«Ну, тогда ложись под бочок к этому трупу и жди, когда за
тобой придут!» – говорю я себе с ненавистью. И неизвестно почему вспоминаю
одного своего знакомого писателя, ныне, увы, покойного, по имени Владимир
Александрович Руссков. Он говорил: «Ты, Алена, главное – пиши. Если напишешь –
может, и напечатают. А не напишешь – так уж точно не напечатают!»
Если я начну трепыхаться – может быть, и спасусь. А буду сидеть
сиднем – вряд ли!
Я наклоняюсь – голова немедленно начинает кружиться снова,
еще не вся ядовитая дурь выветрилась, – и натягиваю сапоги. Вещей у меня нет
практически никаких – только небольшая сумка, в которой лежат документы, щетка
для волос, кошелек, ручка с блокнотом, косметичка и паспорт.

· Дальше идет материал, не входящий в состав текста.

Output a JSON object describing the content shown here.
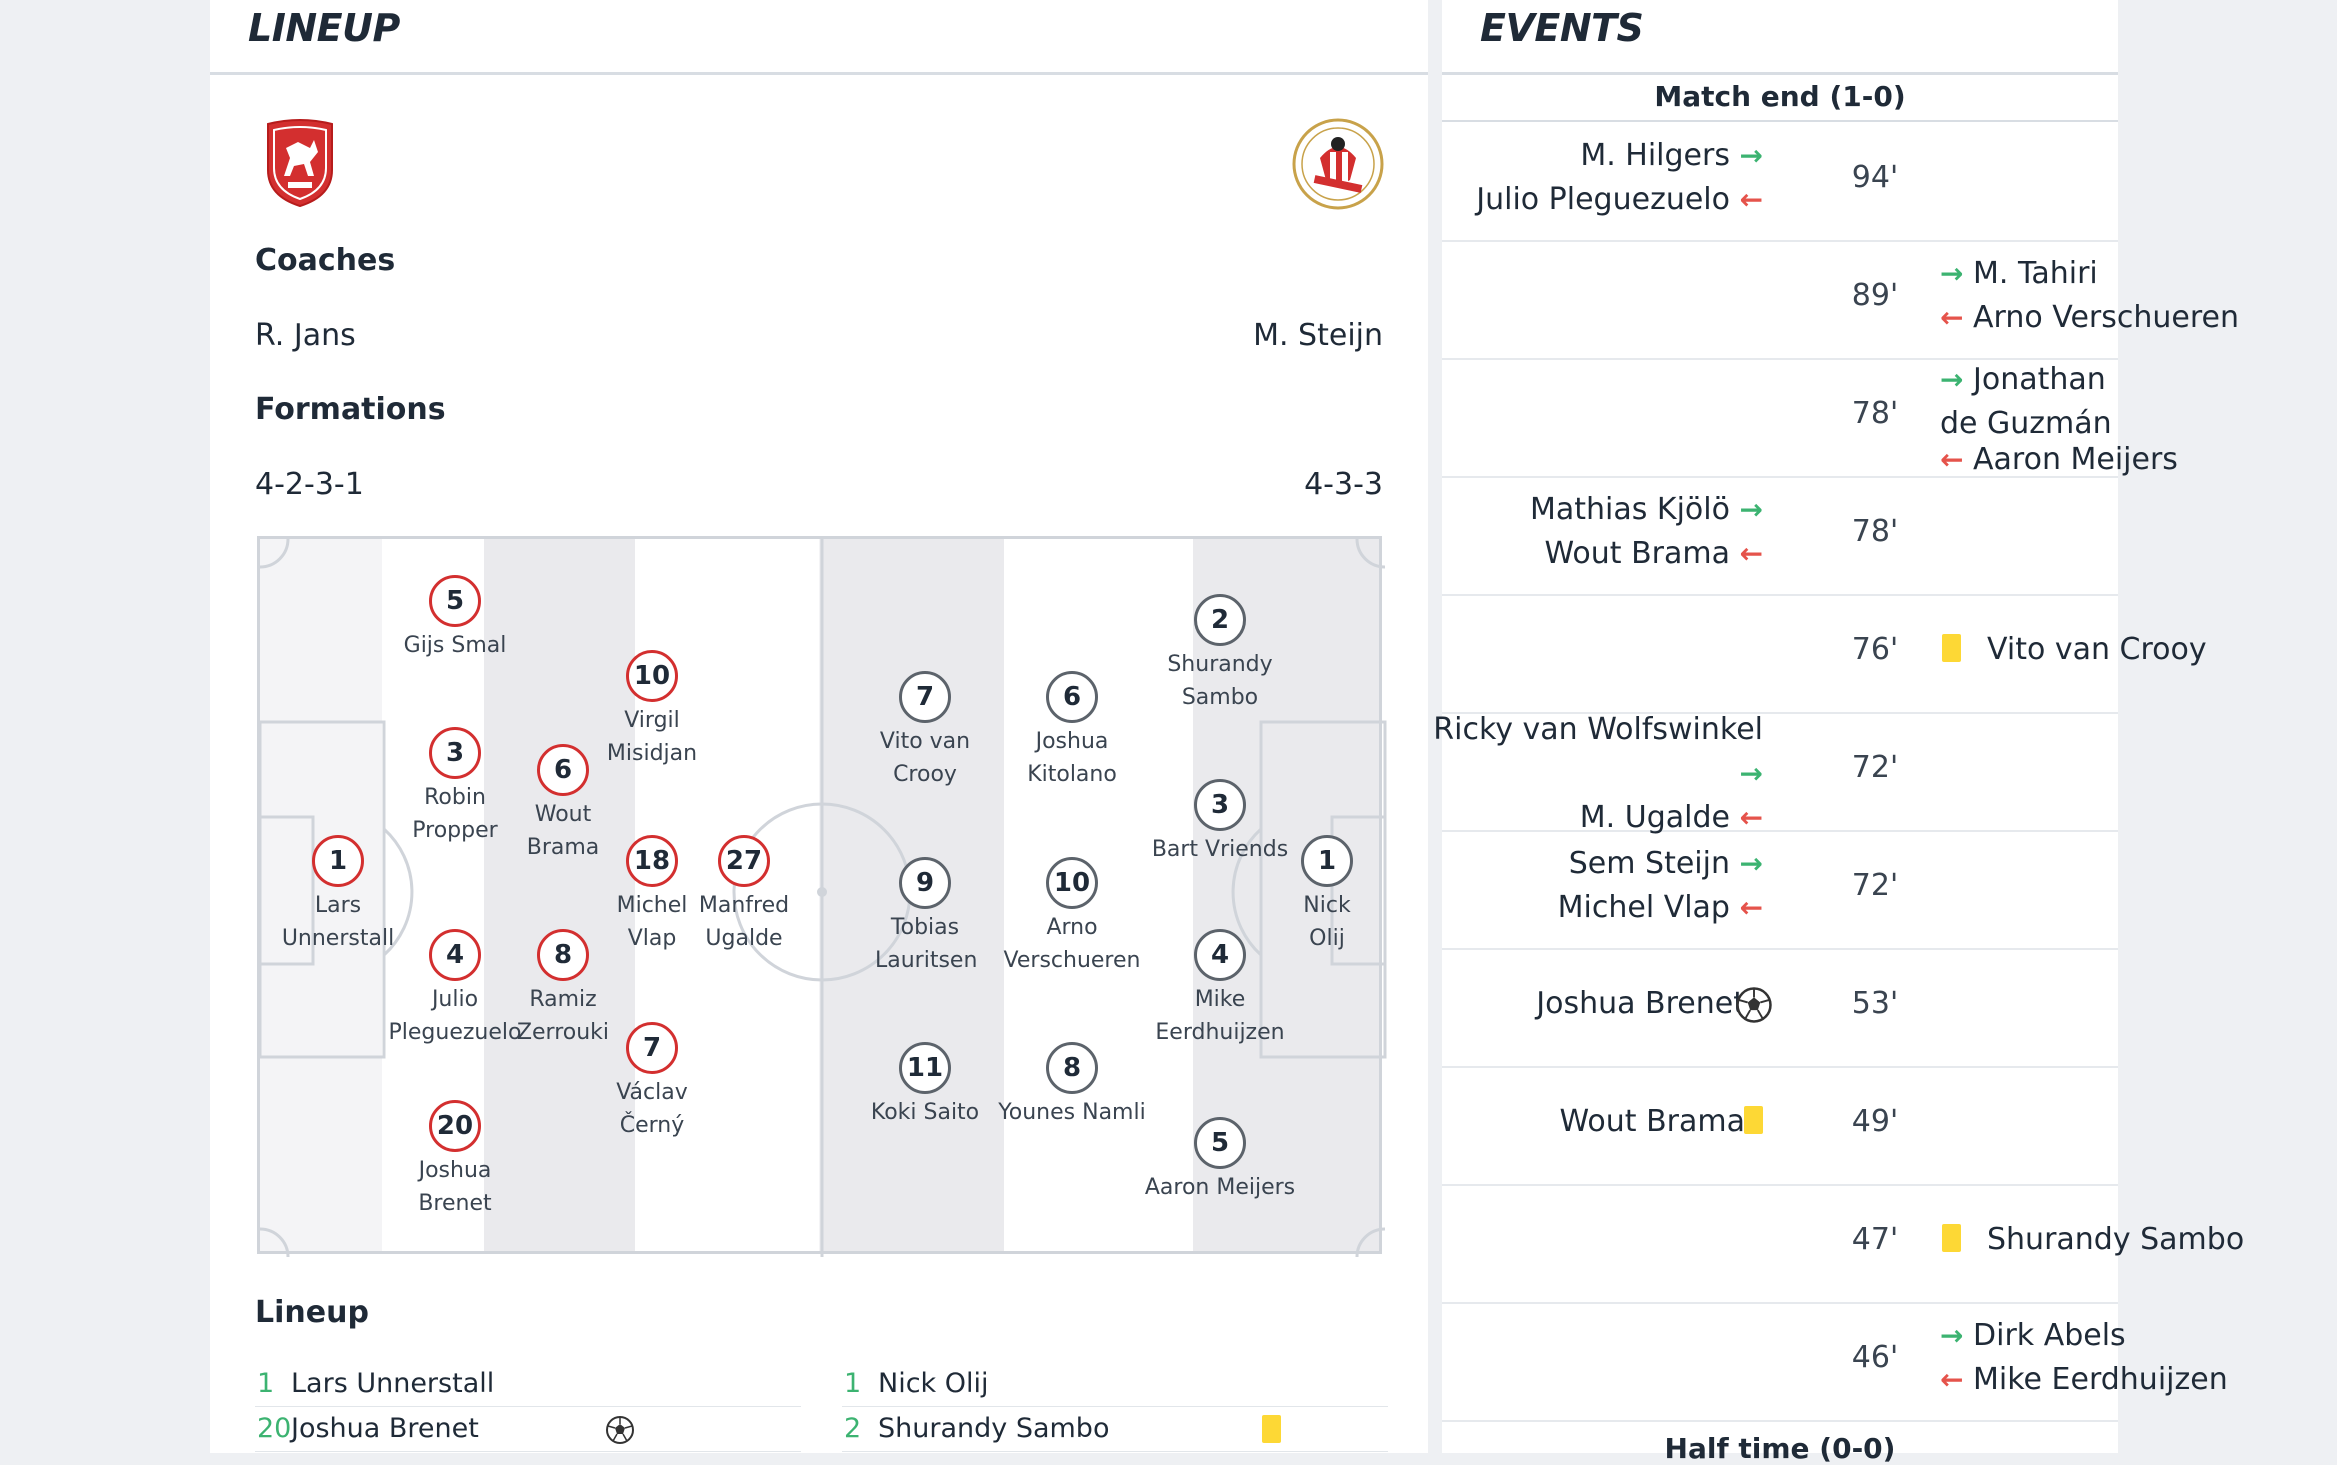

Ну, еще в
полиэтиленовом пакете – запасные трусики. Ведь я намеревалась пробыть в Москве
всего лишь полдня: получить гонорар и на двухчасовом «Буревестнике» вернуться
домой. Вечером была бы уже у себя в квартире, усталая, но довольная, ненадолго
разбогатевшая…
Черт, когда ж я теперь получу свой гонорар?! А может,
смыться с поезда, добраться до Москвы первой же электричкой, взять деньги в
издательстве, а уж потом идти сдаваться?
Нет, глупость. Во-первых, всполошенные моим исчезновением,
они могут связаться с милицией моментально, и тогда меня будут ждать на
вокзалах как в Москве, так и в Нижнем: Алену Ярушкину, особо опасную
преступницу, беглую убийцу. А во-вторых, если я даже доберусь до Москвы
беспрепятственно, то не факт, что у меня в милиции потом не изымут мой гонорар.

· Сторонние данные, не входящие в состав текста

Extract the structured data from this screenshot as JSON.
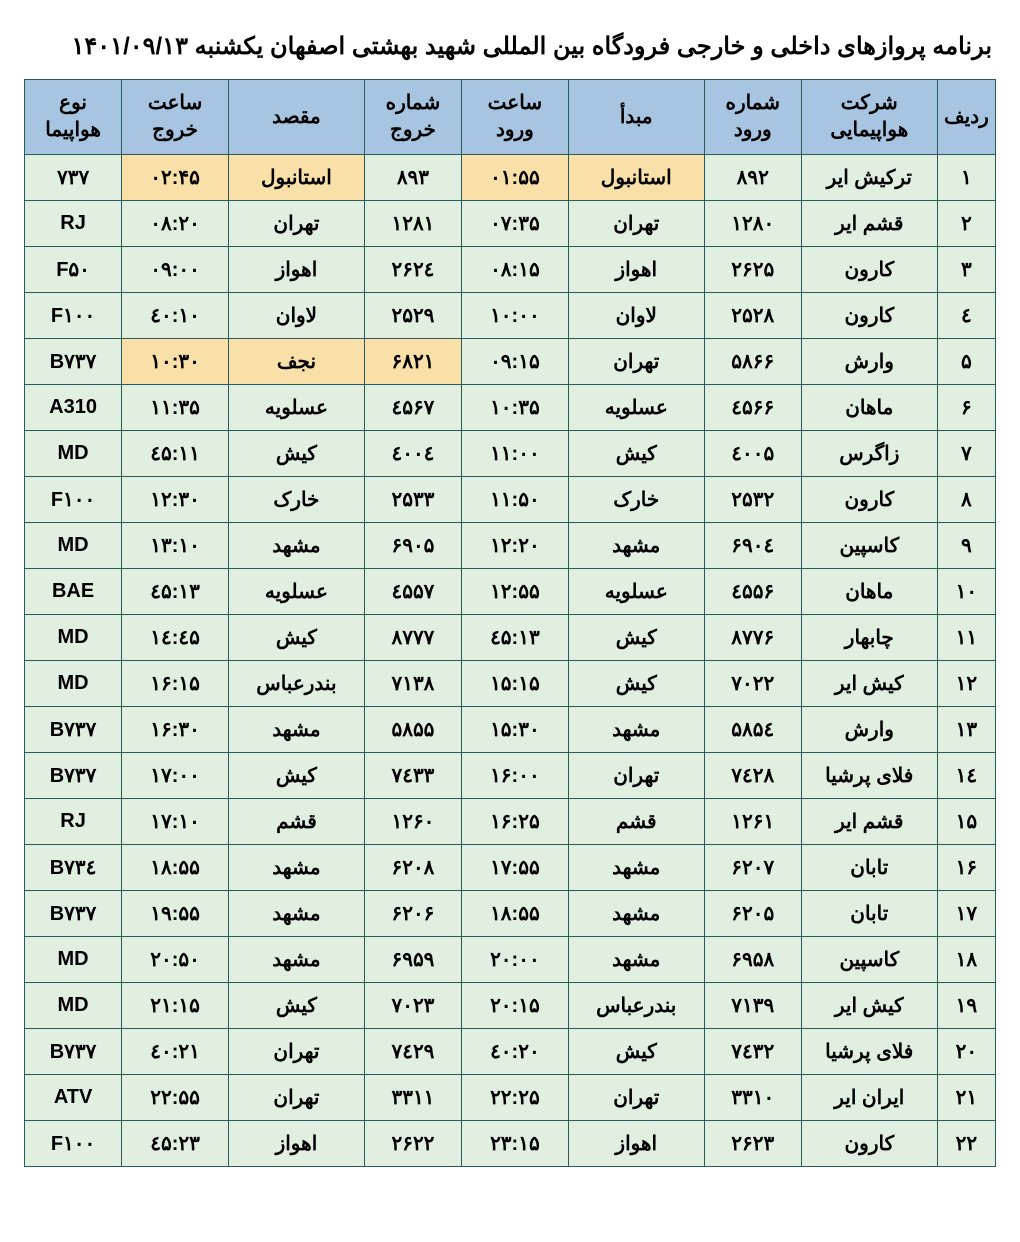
{
  "title": "برنامه پروازهای داخلی و خارجی فرودگاه بین المللی شهید بهشتی اصفهان  یکشنبه ۱۴۰۱/۰۹/۱۳",
  "colors": {
    "header_bg": "#a7c5e0",
    "row_bg": "#e1efe0",
    "highlight_bg": "#f9dfa8",
    "border": "#2b5a5a",
    "text": "#000000",
    "page_bg": "#ffffff"
  },
  "columns": [
    {
      "key": "row",
      "label": "ردیف"
    },
    {
      "key": "airline",
      "label": "شرکت هواپیمایی"
    },
    {
      "key": "arrival_num",
      "label": "شماره ورود"
    },
    {
      "key": "origin",
      "label": "مبدأ"
    },
    {
      "key": "arrival_time",
      "label": "ساعت ورود"
    },
    {
      "key": "departure_num",
      "label": "شماره خروج"
    },
    {
      "key": "destination",
      "label": "مقصد"
    },
    {
      "key": "departure_time",
      "label": "ساعت خروج"
    },
    {
      "key": "aircraft",
      "label": "نوع هواپیما"
    }
  ],
  "rows": [
    {
      "row": "۱",
      "airline": "ترکیش ایر",
      "arrival_num": "۸۹۲",
      "origin": "استانبول",
      "arrival_time": "۰۱:۵۵",
      "departure_num": "۸۹۳",
      "destination": "استانبول",
      "departure_time": "۰۲:۴۵",
      "aircraft": "۷۳۷",
      "hl": {
        "origin": true,
        "arrival_time": true,
        "destination": true,
        "departure_time": true
      }
    },
    {
      "row": "۲",
      "airline": "قشم ایر",
      "arrival_num": "۱۲۸۰",
      "origin": "تهران",
      "arrival_time": "۰۷:۳۵",
      "departure_num": "۱۲۸۱",
      "destination": "تهران",
      "departure_time": "۰۸:۲۰",
      "aircraft": "RJ"
    },
    {
      "row": "۳",
      "airline": "کارون",
      "arrival_num": "۲۶۲۵",
      "origin": "اهواز",
      "arrival_time": "۰۸:۱۵",
      "departure_num": "۲۶۲٤",
      "destination": "اهواز",
      "departure_time": "۰۹:۰۰",
      "aircraft": "F۵۰"
    },
    {
      "row": "٤",
      "airline": "کارون",
      "arrival_num": "۲۵۲۸",
      "origin": "لاوان",
      "arrival_time": "۱۰:۰۰",
      "departure_num": "۲۵۲۹",
      "destination": "لاوان",
      "departure_time": "۱۰:٤۰",
      "aircraft": "F۱۰۰"
    },
    {
      "row": "۵",
      "airline": "وارش",
      "arrival_num": "۵۸۶۶",
      "origin": "تهران",
      "arrival_time": "۰۹:۱۵",
      "departure_num": "۶۸۲۱",
      "destination": "نجف",
      "departure_time": "۱۰:۳۰",
      "aircraft": "B۷۳۷",
      "hl": {
        "departure_num": true,
        "destination": true,
        "departure_time": true
      }
    },
    {
      "row": "۶",
      "airline": "ماهان",
      "arrival_num": "٤۵۶۶",
      "origin": "عسلویه",
      "arrival_time": "۱۰:۳۵",
      "departure_num": "٤۵۶۷",
      "destination": "عسلویه",
      "departure_time": "۱۱:۳۵",
      "aircraft": "A310"
    },
    {
      "row": "۷",
      "airline": "زاگرس",
      "arrival_num": "٤۰۰۵",
      "origin": "کیش",
      "arrival_time": "۱۱:۰۰",
      "departure_num": "٤۰۰٤",
      "destination": "کیش",
      "departure_time": "۱۱:٤۵",
      "aircraft": "MD"
    },
    {
      "row": "۸",
      "airline": "کارون",
      "arrival_num": "۲۵۳۲",
      "origin": "خارک",
      "arrival_time": "۱۱:۵۰",
      "departure_num": "۲۵۳۳",
      "destination": "خارک",
      "departure_time": "۱۲:۳۰",
      "aircraft": "F۱۰۰"
    },
    {
      "row": "۹",
      "airline": "کاسپین",
      "arrival_num": "۶۹۰٤",
      "origin": "مشهد",
      "arrival_time": "۱۲:۲۰",
      "departure_num": "۶۹۰۵",
      "destination": "مشهد",
      "departure_time": "۱۳:۱۰",
      "aircraft": "MD"
    },
    {
      "row": "۱۰",
      "airline": "ماهان",
      "arrival_num": "٤۵۵۶",
      "origin": "عسلویه",
      "arrival_time": "۱۲:۵۵",
      "departure_num": "٤۵۵۷",
      "destination": "عسلویه",
      "departure_time": "۱۳:٤۵",
      "aircraft": "BAE"
    },
    {
      "row": "۱۱",
      "airline": "چابهار",
      "arrival_num": "۸۷۷۶",
      "origin": "کیش",
      "arrival_time": "۱۳:٤۵",
      "departure_num": "۸۷۷۷",
      "destination": "کیش",
      "departure_time": "۱٤:٤۵",
      "aircraft": "MD"
    },
    {
      "row": "۱۲",
      "airline": "کیش ایر",
      "arrival_num": "۷۰۲۲",
      "origin": "کیش",
      "arrival_time": "۱۵:۱۵",
      "departure_num": "۷۱۳۸",
      "destination": "بندرعباس",
      "departure_time": "۱۶:۱۵",
      "aircraft": "MD"
    },
    {
      "row": "۱۳",
      "airline": "وارش",
      "arrival_num": "۵۸۵٤",
      "origin": "مشهد",
      "arrival_time": "۱۵:۳۰",
      "departure_num": "۵۸۵۵",
      "destination": "مشهد",
      "departure_time": "۱۶:۳۰",
      "aircraft": "B۷۳۷"
    },
    {
      "row": "۱٤",
      "airline": "فلای پرشیا",
      "arrival_num": "۷٤۲۸",
      "origin": "تهران",
      "arrival_time": "۱۶:۰۰",
      "departure_num": "۷٤۳۳",
      "destination": "کیش",
      "departure_time": "۱۷:۰۰",
      "aircraft": "B۷۳۷"
    },
    {
      "row": "۱۵",
      "airline": "قشم ایر",
      "arrival_num": "۱۲۶۱",
      "origin": "قشم",
      "arrival_time": "۱۶:۲۵",
      "departure_num": "۱۲۶۰",
      "destination": "قشم",
      "departure_time": "۱۷:۱۰",
      "aircraft": "RJ"
    },
    {
      "row": "۱۶",
      "airline": "تابان",
      "arrival_num": "۶۲۰۷",
      "origin": "مشهد",
      "arrival_time": "۱۷:۵۵",
      "departure_num": "۶۲۰۸",
      "destination": "مشهد",
      "departure_time": "۱۸:۵۵",
      "aircraft": "B۷۳٤"
    },
    {
      "row": "۱۷",
      "airline": "تابان",
      "arrival_num": "۶۲۰۵",
      "origin": "مشهد",
      "arrival_time": "۱۸:۵۵",
      "departure_num": "۶۲۰۶",
      "destination": "مشهد",
      "departure_time": "۱۹:۵۵",
      "aircraft": "B۷۳۷"
    },
    {
      "row": "۱۸",
      "airline": "کاسپین",
      "arrival_num": "۶۹۵۸",
      "origin": "مشهد",
      "arrival_time": "۲۰:۰۰",
      "departure_num": "۶۹۵۹",
      "destination": "مشهد",
      "departure_time": "۲۰:۵۰",
      "aircraft": "MD"
    },
    {
      "row": "۱۹",
      "airline": "کیش ایر",
      "arrival_num": "۷۱۳۹",
      "origin": "بندرعباس",
      "arrival_time": "۲۰:۱۵",
      "departure_num": "۷۰۲۳",
      "destination": "کیش",
      "departure_time": "۲۱:۱۵",
      "aircraft": "MD"
    },
    {
      "row": "۲۰",
      "airline": "فلای پرشیا",
      "arrival_num": "۷٤۳۲",
      "origin": "کیش",
      "arrival_time": "۲۰:٤۰",
      "departure_num": "۷٤۲۹",
      "destination": "تهران",
      "departure_time": "۲۱:٤۰",
      "aircraft": "B۷۳۷"
    },
    {
      "row": "۲۱",
      "airline": "ایران ایر",
      "arrival_num": "۳۳۱۰",
      "origin": "تهران",
      "arrival_time": "۲۲:۲۵",
      "departure_num": "۳۳۱۱",
      "destination": "تهران",
      "departure_time": "۲۲:۵۵",
      "aircraft": "ATV"
    },
    {
      "row": "۲۲",
      "airline": "کارون",
      "arrival_num": "۲۶۲۳",
      "origin": "اهواز",
      "arrival_time": "۲۳:۱۵",
      "departure_num": "۲۶۲۲",
      "destination": "اهواز",
      "departure_time": "۲۳:٤۵",
      "aircraft": "F۱۰۰"
    }
  ]
}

То есть факт, что изымут, так уж положено, но вот вернут ли… не факт!
Забавно: жизнь свою я работникам правоохранительных органов
доверить готова, а вот кошелек… Ну ладно, пусть эти работники будут довольны
хотя бы этим, потому что ни одна из моих героинь им вообще не верит. Все эти
удалые дамы решают свои проблемы сугубо самостоятельно!
Ну что ж, надо ломать устоявшиеся штампы. Решено – иду в
милицию!
Я рассовываю содержимое сумки по карманам куртки, застегиваю
их на «молнии», а самой сумке говорю последнее прости (кстати, я ее никогда
особенно не любила, да и старенькая она уже, буду только рада купить новую –
если мне, конечно, удастся это когда-нибудь сделать, но остается только
уповать…), надеваю перчатки, чтобы моих отпечатков тут, в этом кошмарном
местечке, осталось как можно меньше. Берусь за ручку двери и, подавив желание
рвануть ее в сторону и выскочить опрометью, начинаю поворачивать ее медленно-медленно,
одновременно сдвигая дверь.
Смотрите-ка! Получается. Почти как у того, кто заглядывал
сюда несколько минут назад. Тихо-тихо, осторожно-осторожно – и вот уже дверь
открыта ровно на столько, чтобы я могла выглянуть в коридор.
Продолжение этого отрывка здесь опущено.